Six subgroups generated by a single reflection $\langle r^ks\rangle$ for $k = 0,1,2,3,4,5$.
$2$.) Yes, you want to find the normalizers in $D_{12}$. This is the entire group (as these are all normal) for the first seven subgroups listed, which greatly simplifies things. The isomorphs of $V$ are non-normal but of prime index, so they must be their own normalizers. It is clear that the normalizers of the reflection-generated subgroups of order 2 must be an isomorph of $V$ (the isomorphs of $V$ are abelian so they normalize any subgroup), as $S_3$ has no normal subgroups of order 2 (we are using the fact that the normalizer of a subgroup $H$ in a group $G$ is the largest subgroup of $G$ containing $H,$ in which $H$ is normal).
$3$.) Finding the orbits by brute force is not so bad: the seven normal subgroups will all have a single element of just themselves in their orbits, because they are stabilized by all of $D_{12}$. From Sylow theory (or by inspection), we see the isomorphs of $V$ are all conjugate, so there is another orbit (remember conjugation preserves order of subgroups), and we are left with finding the orbits of the reflection-generated subgroups.
By the orbit-stabilizer theorem (or by examining their generators' (ordinary) conjugacy classes) we have that these must occur in two orbits of three: $\{\langle s\rangle,\langle r^2s\rangle,\langle r^4s\rangle\}$ and $\{\langle rs\rangle,\langle r^3s\rangle,\langle r^5s\rangle\}$
Thus: $G/X = \{\{\{1\}\},\{\langle r\rangle\},\{\langle r^2\rangle\}, \{\langle r^3\rangle\},\{D_{12}\},\{\langle r^2,s\rangle\},\{\langle r^2,rs\rangle\},\{\langle r^3,s\rangle, \langle r^3,rs\rangle,\langle r^3,r^2s\rangle\},\{\langle s\rangle,\langle r^2s\rangle,\langle r^4s\rangle\},\{\langle rs\rangle,\langle r^3s\rangle,\langle r^5s\rangle\}\}.$
(This is a set with 10 elements).
Best Answer
First of all I guess what you write as conjunction you mean conjugation (at least this is the name I know). Secondly your $H'$ is the set of subgroups of $S_3$. ($H'$ is not a group!!). So $S_3$ acts on $H'$ by conjugation. As you mentioned correctly $S_3$ contains 6 subgroups, where of course $S_3$, the trivial subgroup $\{1\}$ and the alternating group $A_3$ are three of them. The other three subgroups are easily found (and I guess you have written them down explicitly).

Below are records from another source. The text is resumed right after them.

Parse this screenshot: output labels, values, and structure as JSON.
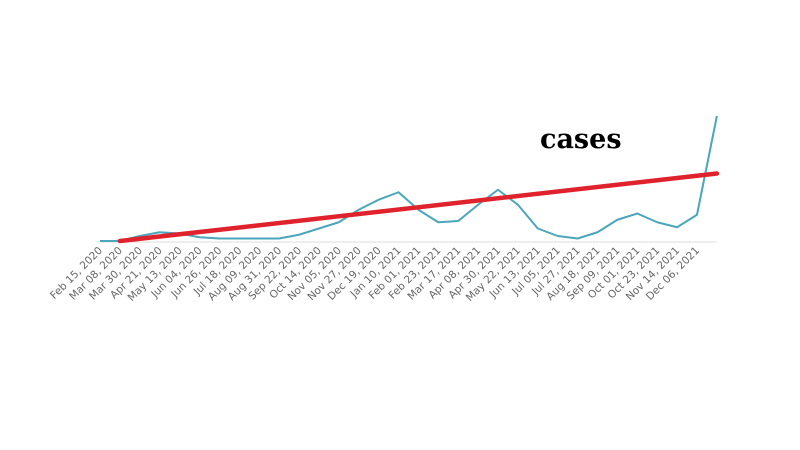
{
  "chart_data": {
    "type": "line",
    "annotation": "cases",
    "categories": [
      "Feb 15, 2020",
      "Mar 08, 2020",
      "Mar 30, 2020",
      "Apr 21, 2020",
      "May 13, 2020",
      "Jun 04, 2020",
      "Jun 26, 2020",
      "Jul 18, 2020",
      "Aug 09, 2020",
      "Aug 31, 2020",
      "Sep 22, 2020",
      "Oct 14, 2020",
      "Nov 05, 2020",
      "Nov 27, 2020",
      "Dec 19, 2020",
      "Jan 10, 2021",
      "Feb 01, 2021",
      "Feb 23, 2021",
      "Mar 17, 2021",
      "Apr 08, 2021",
      "Apr 30, 2021",
      "May 22, 2021",
      "Jun 13, 2021",
      "Jul 05, 2021",
      "Jul 27, 2021",
      "Aug 18, 2021",
      "Sep 09, 2021",
      "Oct 01, 2021",
      "Oct 23, 2021",
      "Nov 14, 2021",
      "Dec 06, 2021",
      null
    ],
    "series": [
      {
        "color": "#4aa6bb",
        "values": [
          0,
          0,
          4,
          7,
          6,
          3,
          2,
          2,
          2,
          2,
          5,
          10,
          15,
          25,
          33,
          39,
          25,
          15,
          16,
          29,
          41,
          29,
          10,
          4,
          2,
          7,
          17,
          22,
          15,
          11,
          21,
          100
        ]
      }
    ],
    "trend": {
      "color": "#e0222c",
      "points": [
        [
          1,
          0
        ],
        [
          31,
          54
        ]
      ]
    },
    "ylim": [
      0,
      100
    ]
  }
}
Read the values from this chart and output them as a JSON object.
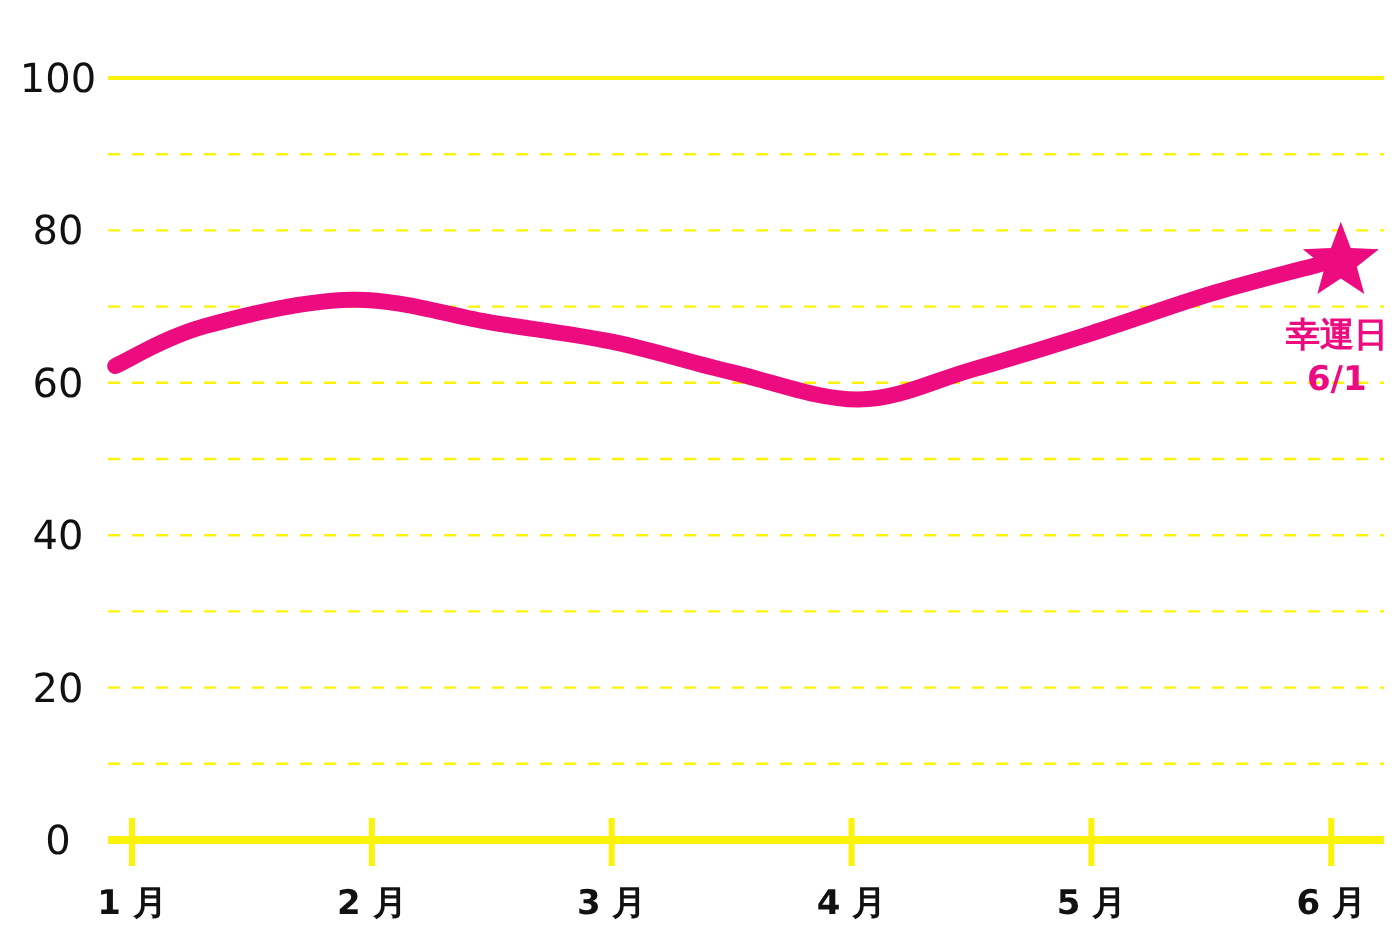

Now, you have to find the orbits of this action. So the "straightforward" check would be to take all six elements of $S_3$ and apply them to all of your six subgroups and see what happens. However you can shorten up a little bit, since you don't need any computation for the three subgroups you "know by name". Indeed, if you conjugate $S_3$ (as an element of $H'$) by any element of $S_3$ (the group which acts) you'll always obtain $S_3$. The same is true for $\{1\}$. Furthermore $A_3$ has index 2 in $S_3$, thus it is a normal subgroup. And, by definition, normal subgroups are exactly those subgroups which are fixed by conjugation. In other words conjugating $A_3$ (as an element of $H'$) with any element of $S_3$ (the group which acts) you 'll always get $A_3$ again. Thus, the orbit of any of this three subgroups (elements of $H'$) is just the subgroup itself.
However trying to do this for your remaining three elements of $H'$ (subgroups of $S_3$) this is not true.
For example you have the two subgroups $A=\{ 1, (13)\}$ and $B=\{ 1, (12)\}$. Is there really no element $g \in S_3$ such that $g A g^{-1} = B$? In total, taking this (easy) consideration to an end you should get that there are $4$ orbits (3 of them contain one element [see 2nd paragraph] and one contains three elements).